The next day, Sheva heard from a farmer’s wife:
She told me that last night some neighbors had come by and had told them that nearly three thousand people had been shot in the hours from morning until about four in the afternoon. They had heard moans and cries from the pits. The people were first stripped naked and then thrown into the pits, dead or still half-alive.
And from the farmer, after it was confirmed that the Gestapo had left:
He said that in the pits nearby there were nearly three thousand dead bodies, left where they had been shot yesterday. The Gestapo had done its work and had not even bothered to cover the pits.

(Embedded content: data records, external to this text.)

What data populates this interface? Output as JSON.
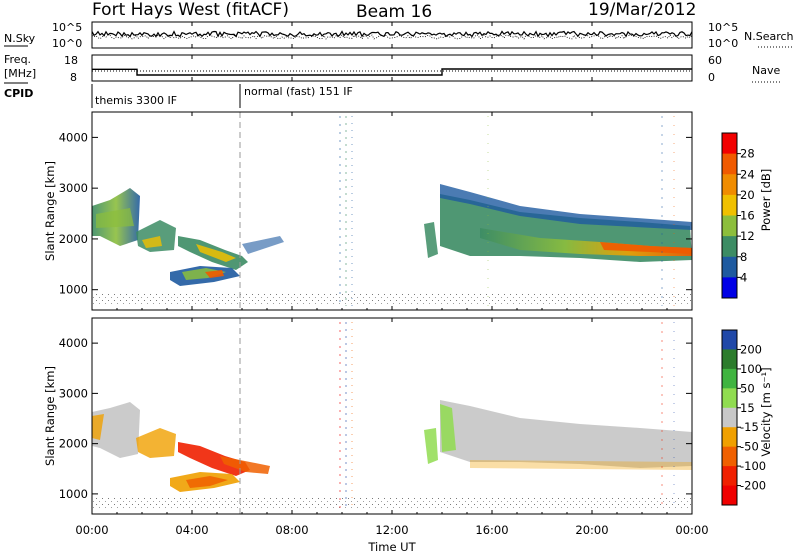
{
  "header": {
    "station": "Fort Hays West (fitACF)",
    "beam": "Beam 16",
    "date": "19/Mar/2012"
  },
  "noise_panel": {
    "label_left": "N.Sky",
    "label_right": "N.Search",
    "left_ticks": [
      "10^5",
      "10^0"
    ],
    "right_ticks": [
      "10^5",
      "10^0"
    ]
  },
  "freq_panel": {
    "label_left_1": "Freq.",
    "label_left_2": "[MHz]",
    "label_right": "Nave",
    "left_ticks": [
      "18",
      "8"
    ],
    "right_ticks": [
      "60",
      "0"
    ]
  },
  "cpid": {
    "label": "CPID",
    "modes": [
      "themis 3300 IF",
      "normal (fast) 151 IF"
    ]
  },
  "power_panel": {
    "ylabel": "Slant Range [km]",
    "colorbar_label": "Power [dB]",
    "colorbar_ticks": [
      "28",
      "24",
      "20",
      "16",
      "12",
      "8",
      "4"
    ],
    "colors": [
      "#f20000",
      "#f05a00",
      "#f08c00",
      "#f0c000",
      "#8cbe3c",
      "#3c8c64",
      "#1e5aa0",
      "#0000e6"
    ]
  },
  "velocity_panel": {
    "ylabel": "Slant Range [km]",
    "colorbar_label": "Velocity [m s⁻¹]",
    "colorbar_ticks": [
      "200",
      "100",
      "50",
      "15",
      "-15",
      "-50",
      "-100",
      "-200"
    ],
    "colors": [
      "#2048a8",
      "#2c7c2c",
      "#40b440",
      "#90dc50",
      "#c8c8c8",
      "#f0a000",
      "#f06000",
      "#f02000",
      "#f00000"
    ]
  },
  "axes": {
    "y_ticks": [
      "4000",
      "3000",
      "2000",
      "1000"
    ],
    "x_ticks": [
      "00:00",
      "04:00",
      "08:00",
      "12:00",
      "16:00",
      "20:00",
      "00:00"
    ],
    "xlabel": "Time UT"
  },
  "chart_data": {
    "type": "heatmap",
    "x_axis": {
      "label": "Time UT",
      "range_hours": [
        0,
        24
      ]
    },
    "y_axis": {
      "label": "Slant Range [km]",
      "range_km": [
        600,
        4500
      ]
    },
    "power_scale_db": [
      0,
      30
    ],
    "velocity_scale_ms": [
      -250,
      250
    ],
    "cpid_modes": [
      {
        "name": "themis 3300 IF",
        "start_hour": 0,
        "end_hour": 6
      },
      {
        "name": "normal (fast) 151 IF",
        "start_hour": 6,
        "end_hour": 24
      }
    ],
    "frequency_mhz": [
      {
        "start_hour": 0,
        "end_hour": 1.8,
        "value": 12.5
      },
      {
        "start_hour": 1.8,
        "end_hour": 14.0,
        "value": 10.3
      },
      {
        "start_hour": 14.0,
        "end_hour": 24,
        "value": 12.6
      }
    ],
    "echo_regions": [
      {
        "t_start": 0.0,
        "t_end": 1.7,
        "range_min": 1600,
        "range_max": 2300,
        "power_db": 12,
        "velocity": 0
      },
      {
        "t_start": 1.7,
        "t_end": 3.2,
        "range_min": 1400,
        "range_max": 2200,
        "power_db": 14,
        "velocity": -40
      },
      {
        "t_start": 3.0,
        "t_end": 6.0,
        "range_min": 1100,
        "range_max": 1700,
        "power_db": 18,
        "velocity": -150
      },
      {
        "t_start": 3.1,
        "t_end": 5.2,
        "range_min": 750,
        "range_max": 1100,
        "power_db": 20,
        "velocity": -60
      },
      {
        "t_start": 5.2,
        "t_end": 7.2,
        "range_min": 1100,
        "range_max": 1400,
        "power_db": 8,
        "velocity": -80
      },
      {
        "t_start": 14.0,
        "t_end": 17.0,
        "range_min": 1300,
        "range_max": 2600,
        "power_db": 16,
        "velocity": 5
      },
      {
        "t_start": 17.0,
        "t_end": 20.5,
        "range_min": 1300,
        "range_max": 2300,
        "power_db": 18,
        "velocity": 0
      },
      {
        "t_start": 20.5,
        "t_end": 24.0,
        "range_min": 1250,
        "range_max": 2000,
        "power_db": 22,
        "velocity": 0
      }
    ]
  }
}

When Sheva returned to the ghetto, she heard from a neighbor who lived in her same house, Tyla Nemeth:
In a few words she told me that her father had been rounded up with the others in the marketplace, brought to the pits, stripped naked, shot, and thrown into the mass grave. During the night, when all was quiet, he had summoned the last remnants of his strength and had thrown off the corpses that had fallen on top of him in the pit. Then, naked as he was, he had run to the nearest house for shelter. The Gentile owner of that house had taken pity on him. In the morning he had gone to the ghetto to let the Nemeth family know that he was alive and that they should bring him some clothes.
Later in the same chapter:
Our neighbor, Yoyne Nemeth, gave us a clear picture of how the people had been gathered in the marketplace, loaded on trucks, and taken to the common graves to be shot. They had been packed so tightly that many had panicked, lost their senses, and began to laugh hysterically, screaming and tearing their hair. Many perished before they got the place of execution.
For those studying family histories of Rohatyn (Jewish, Ukrainian, and Polish), the memoir provides a large number of names with characteristics and circumstances. Several of the local people who aided Sheva are already named above. In addition, the book names several of her Jewish family and friends in the ghetto and beyond; beyond those already named here, some are: her uncle Hirsch Weiner, his wife Ryfka, son Chaim, and daughter Glickel; the Weiners’ son-in-law Shloma Handschau and his sons Nuchem and Yudah; Sheva’s Aunt Sara; Izio Horn, a student of Sheva’s and who worked in his father’s bakery in Rohatyn; her friend Liba Teichman; the attorney Dr. Freiwald; her uncle Mendel Weiler; Rohatyn’s chief Rabbi Tumin; aktion victims with family names Margulies, Huter, and Felker; her friends from Rohatyn in Stuttgart, Pepa Kleinwaks amd Bluma Wildman; Max (Mayer) Altman (who had left for the US before the war) and his daughter Klara Altman; and Dr. Isaac Lewenter in the US.
Most of the information presented here is taken directly from Lederman’s published memoir. Additional biographical details are from research by Dr. Alex Feller for the Rohatyn Shtetl Research Group.
Two brief excerpts of Lederman’s survival story also appear in the Rohatyn Yizkor Book: “A Jewish Girl’s Road to Hell” [p.239 of the Hebrew/Yiddish section] and “The Death of Chaimke” [p.32 of the English section]. These texts also appear in updated form in Leah Zahav’s “Remembering Rohatyn” [p.311 and p.428]. This latter text includes additional information about other Weiler relatives in the ghetto, including the Blotners.
An additional brief biography of Sylvia Lederman by Leah Zahav was included in “Remembering Rohatyn”, with further information about other family connections including Anna Kornbluh and Dov Schmorak.